TRANSFERABILITY OF SHARES:
It is important to know, that the ownership interest you have in a business can be readily sold, transferred, or given away to another family member or to public, depending upon your requirement. Shareholders may sell or otherwise dispose of their shares at any time subject to any restriction imposed in the company's Memorandum of Association. The feature of transferability of shares provides easy exit to shareholders, in case they don’t wish to continue as shareholder.
PERSONAL ASSET PROTECTION:
Company can be used as an excellent asset protection vehicle. As after incorporation of company, it enjoys the status of separate legal entity and it can take loan in its name. The company is liable to pay its debts, which is separate liability from its owners, which results in protection of personal assets of the company.
After incorporation of company, company can run for indefinite period. Members may come, members may go, but a company goes on forever. This concept protects the business of the owner forever, until strike off from the register of members by the Registrar of companies.
Legal Existence of the company remains same irrespective of change in members which may occur as follows:
Members may come: By purchasing shares of the company
Members may go: A member may go from company due to any of the following reason, which includes-
- Withdrawal of membership, by selling his/her shares
- Insolvency of the member
- Death of the member
- Member’s incapacity to contract
On the happening of any event specified above, the business exists in same name in the form of company and run by the remaining director and remaining shareholders of the company.
When you incorporate 'limited liability company', the most popular type of company, the shareholders enjoys their limited liability i.e. on the unpaid amount of shares, if any and the company is still liable in full for all obligations that it incurs.
Shareholders of a limited liability company are not liable for the business debts of the company unless:
- They have not fully paid for their shares prior to the company being placed in liquidation.
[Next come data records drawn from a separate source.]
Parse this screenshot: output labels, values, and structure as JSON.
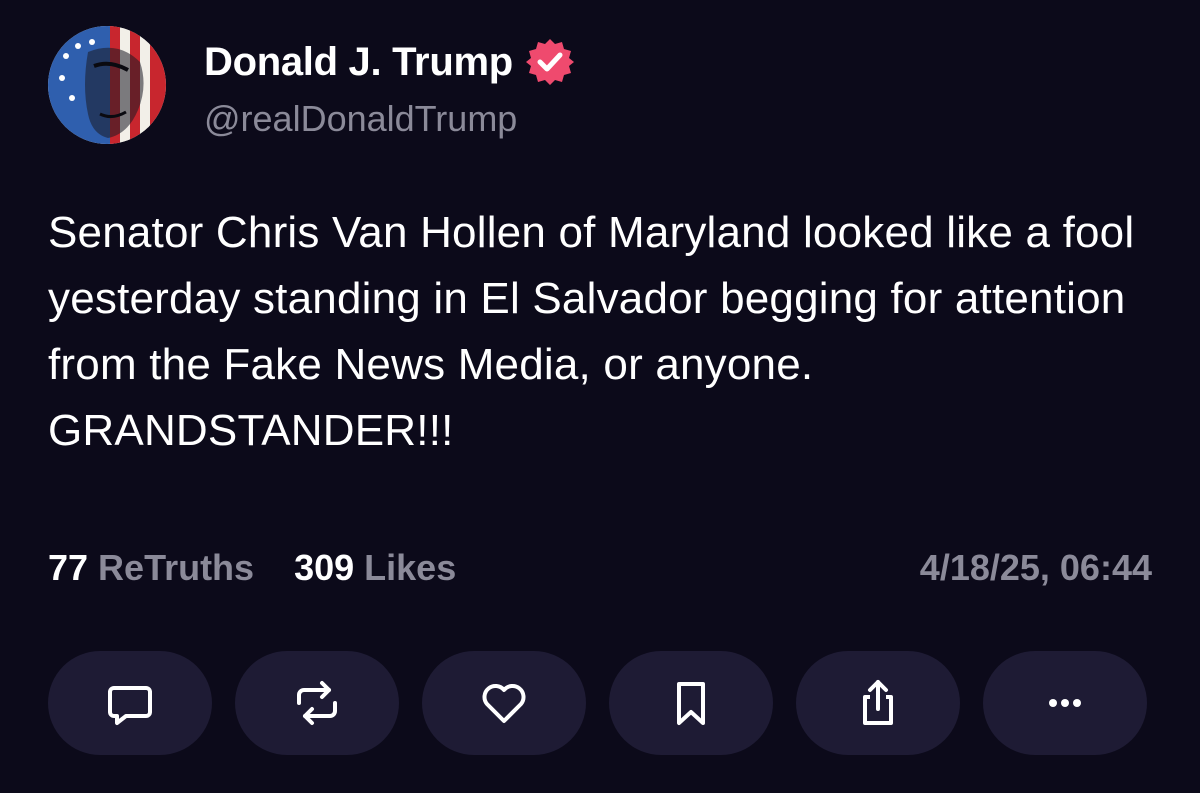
{
  "post": {
    "author": {
      "display_name": "Donald J. Trump",
      "handle": "@realDonaldTrump",
      "verified": true,
      "verified_color": "#ef4a6e"
    },
    "text": "Senator Chris Van Hollen of Maryland looked like a fool yesterday standing in El Salvador begging for attention from the Fake News Media, or anyone. GRANDSTANDER!!!",
    "stats": {
      "retruths_count": "77",
      "retruths_label": "ReTruths",
      "likes_count": "309",
      "likes_label": "Likes"
    },
    "timestamp": "4/18/25, 06:44"
  },
  "actions": [
    {
      "name": "reply",
      "icon": "comment-icon"
    },
    {
      "name": "retruth",
      "icon": "repost-icon"
    },
    {
      "name": "like",
      "icon": "heart-icon"
    },
    {
      "name": "bookmark",
      "icon": "bookmark-icon"
    },
    {
      "name": "share",
      "icon": "share-icon"
    },
    {
      "name": "more",
      "icon": "more-icon"
    }
  ],
  "colors": {
    "background": "#0c0a1a",
    "button_background": "#1e1b34",
    "muted_text": "#8b8a99",
    "text": "#ffffff"
  }
}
In this case they are liable to the liquidator for any unpaid money owing on their shares.
- They have given personal guarantees to lenders or creditors, such as banks or suppliers, etc.
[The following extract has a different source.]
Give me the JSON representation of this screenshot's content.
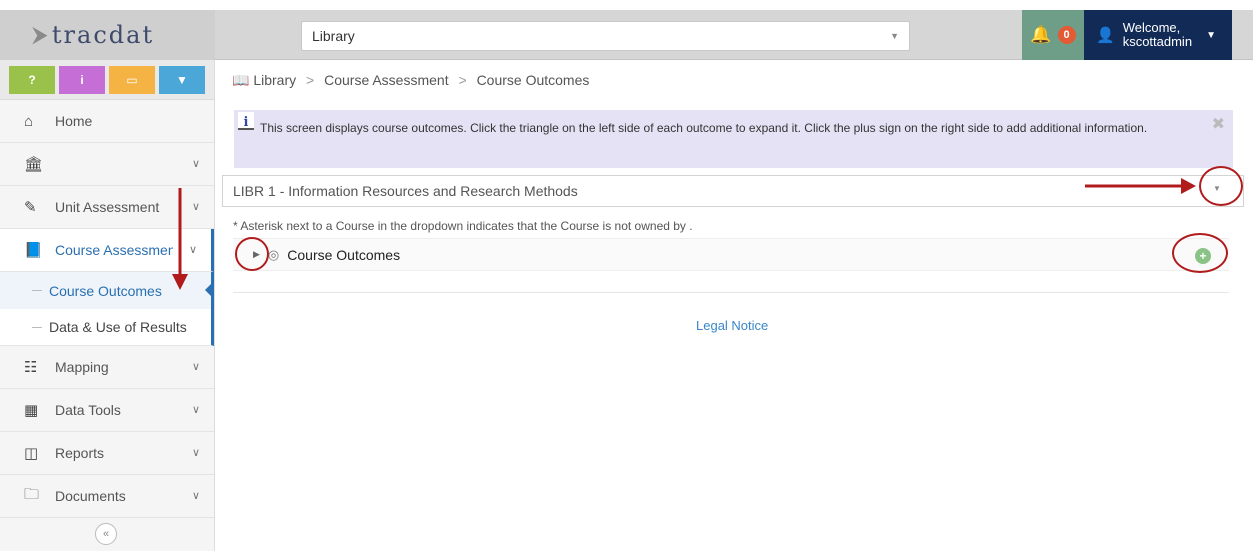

However, if a corporation does not follow the proper corporate formalities, the concept of separate legal entity may be ignored by a court and the owner may be held personally liable. The formalities include having separate bank accounts, holding meetings, and keeping minutes. When a court ignores a corporate structure and holds the owners liable, it is called piercing the corporate veil.
Credibility means the quality of being trusted and believed in, is greater when you do business in the form of incorporated entity. When any business is incorporated, you gain instant credibility. Higher Credibility results in:
- better and quick availability of loan and
- increase investment and
- Higher reach of customer.
Operating your business as a corporation shows that the business is viable, which is more attractive to creditors and investors.
Disclaimer of Author: The entire contents of this article have been prepared on the basis of relevant provisions and as per the information existing at the time of preparation and are purely based on my understanding. Though utmost care has been taken to provide authentic information, it is suggested that to have better understanding kindly cross-check the relevant sections, rules under companies act, 2013 including its statutory amendment thereon. The information/articles are provided purely for informational and educational purposes only. And do not constitute legal advice or legal opinions. Therefore I cannot take any responsibility for the results or consequences of any attempt to use any information presented on this article.